Even though this was clearly a simple misunderstanding, the inspector immediately escalated the case and it quickly was brought to the federal level, where it was presented to an administrative law judge. The CMS attorneys felt their case against us was so strong that they asked the judge to bring a summary judgment, meaning that we were so clearly guilty there was no need for a trial. Even our own attorneys thought we’d lose based on the draconian CLIA rules.
CMS was looking to strip us of our CLIA certification at all four of our practice locations for two years. That would mean we couldn’t make or read slides or perform Mohs surgery at a different office that was not part of the March 2013 inspection. A CLIA representative suggested we allow another physician to purchase our practice and that we work under that physician's CLIA certification for two years and then repurchase the practice. It was pure madness! I was told that I could also choose to do Mohs surgery at someone else’s ambulatory surgery center.

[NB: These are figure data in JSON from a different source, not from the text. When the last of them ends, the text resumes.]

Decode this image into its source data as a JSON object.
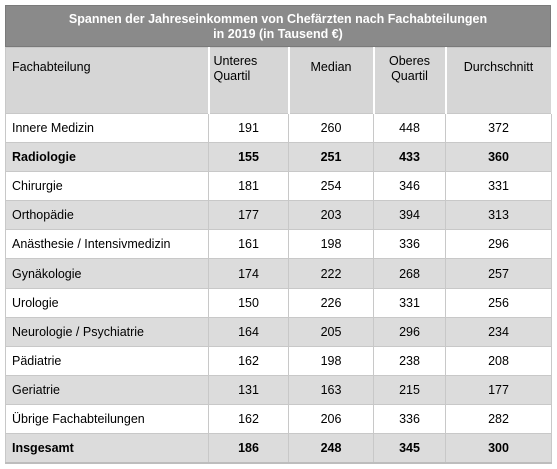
{
  "chart_data": {
    "type": "table",
    "title_line1": "Spannen der Jahreseinkommen von  Chefärzten nach Fachabteilungen",
    "title_line2": "in 2019 (in Tausend €)",
    "columns": {
      "fach": "Fachabteilung",
      "unteres_1": "Unteres",
      "unteres_2": "Quartil",
      "median": "Median",
      "oberes_1": "Oberes",
      "oberes_2": "Quartil",
      "avg": "Durchschnitt"
    },
    "rows": [
      {
        "name": "Innere Medizin",
        "unteres": 191,
        "median": 260,
        "oberes": 448,
        "avg": 372,
        "bold": false
      },
      {
        "name": "Radiologie",
        "unteres": 155,
        "median": 251,
        "oberes": 433,
        "avg": 360,
        "bold": true
      },
      {
        "name": "Chirurgie",
        "unteres": 181,
        "median": 254,
        "oberes": 346,
        "avg": 331,
        "bold": false
      },
      {
        "name": "Orthopädie",
        "unteres": 177,
        "median": 203,
        "oberes": 394,
        "avg": 313,
        "bold": false
      },
      {
        "name": "Anästhesie / Intensivmedizin",
        "unteres": 161,
        "median": 198,
        "oberes": 336,
        "avg": 296,
        "bold": false
      },
      {
        "name": "Gynäkologie",
        "unteres": 174,
        "median": 222,
        "oberes": 268,
        "avg": 257,
        "bold": false
      },
      {
        "name": "Urologie",
        "unteres": 150,
        "median": 226,
        "oberes": 331,
        "avg": 256,
        "bold": false
      },
      {
        "name": "Neurologie / Psychiatrie",
        "unteres": 164,
        "median": 205,
        "oberes": 296,
        "avg": 234,
        "bold": false
      },
      {
        "name": "Pädiatrie",
        "unteres": 162,
        "median": 198,
        "oberes": 238,
        "avg": 208,
        "bold": false
      },
      {
        "name": "Geriatrie",
        "unteres": 131,
        "median": 163,
        "oberes": 215,
        "avg": 177,
        "bold": false
      },
      {
        "name": "Übrige Fachabteilungen",
        "unteres": 162,
        "median": 206,
        "oberes": 336,
        "avg": 282,
        "bold": false
      },
      {
        "name": "Insgesamt",
        "unteres": 186,
        "median": 248,
        "oberes": 345,
        "avg": 300,
        "bold": true
      }
    ]
  }
}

Little does CLIA understand the complexity of setting up a Mohs surgery office and laboratory.
To the surprise of everyone, the judge told the CMS attorneys that not only would he not declare a summary judgment, but CMS would most likely lose the case if it went to trial.
So CMS made us a settlement offer. They said we had two options: hire someone to oversee the laboratory that was accused of the violation or shut down the lab for two years. The “lab” in question was simply a microscope in the corner of one of our satellite offices. We decided to take the second option since we could perform testing in our other facilities and we didn’t want to hire an overseer for a microscope.
Protect your practice
Recently, CMS issued a rule that makes significant changes to the existing regulations governing the proficiency testing process. The rule recognizes that CMS has not always considered the circumstances surrounding the infraction and, therefore, often assumes malicious intent, as it did in our case. This and other measures in the rule might offer welcome relief from CMS’s rigid enforcement of proficiency testing requirements, which can result in automatic revocation of a laboratory’s CLIA certificate even where the laboratory did not intend to violate testing rules.

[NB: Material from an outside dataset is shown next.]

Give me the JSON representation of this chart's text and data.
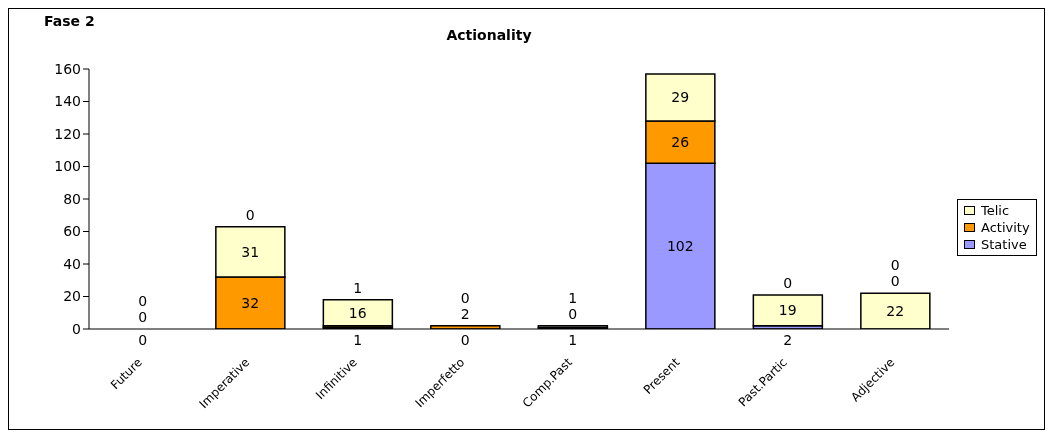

However, as I’ve discovered in the past year, you can’t rely on CMS to be reasonable. They won’t sit down across a table to settle a simple misunderstanding; instead, requiring communication to go through lawyers. Therefore, your practice needs to take protective steps to avoid a confrontation with CMS. After spending tens of thousands of dollars in legal fees, here’s what I’ve learned:
1. Do NOT enroll in CLIA’s proficiency testing program unless you are required to do so. Most dermatology practices need only take quality steps measures to comply with CLIA.
2. If you do participate in proficiency testing, follow the instructions to the letter. Get clarification from CLIA on how to do the testing, and don’t rely on the PT company. Any minor error may result in suspension of your certification.
Dr. McGovern is a fellow of the American College of Mohs Surgery and has practiced dermatology and Mohs surgery at Fort Wayne Dermatology PC since 2000 and became a co-owner of Fort Wayne Dermatology Consultants, Inc. in 2003. He has written numerous book chapters, articles, and editorials and has given oral presentations on various aspects of skin disease. His special interests are the diagnosis and treatment of skin cancer and botanical dermatology. He graduated from Mayo Medical School in Rochester, Minn. and entered the United States Army for eight years. While in the Army, he worked in defensive biological warfare research at Fort Detrick, Md., completed a dermatology residency at Fitzsimons Army Medical Center in Aurora, Colo. and ran the dermatology clinic at Fort Riley, Kan. He performed a one-year fellowship in Mohs and Advanced Dermatologic Surgery at the Yale University School of Medicine.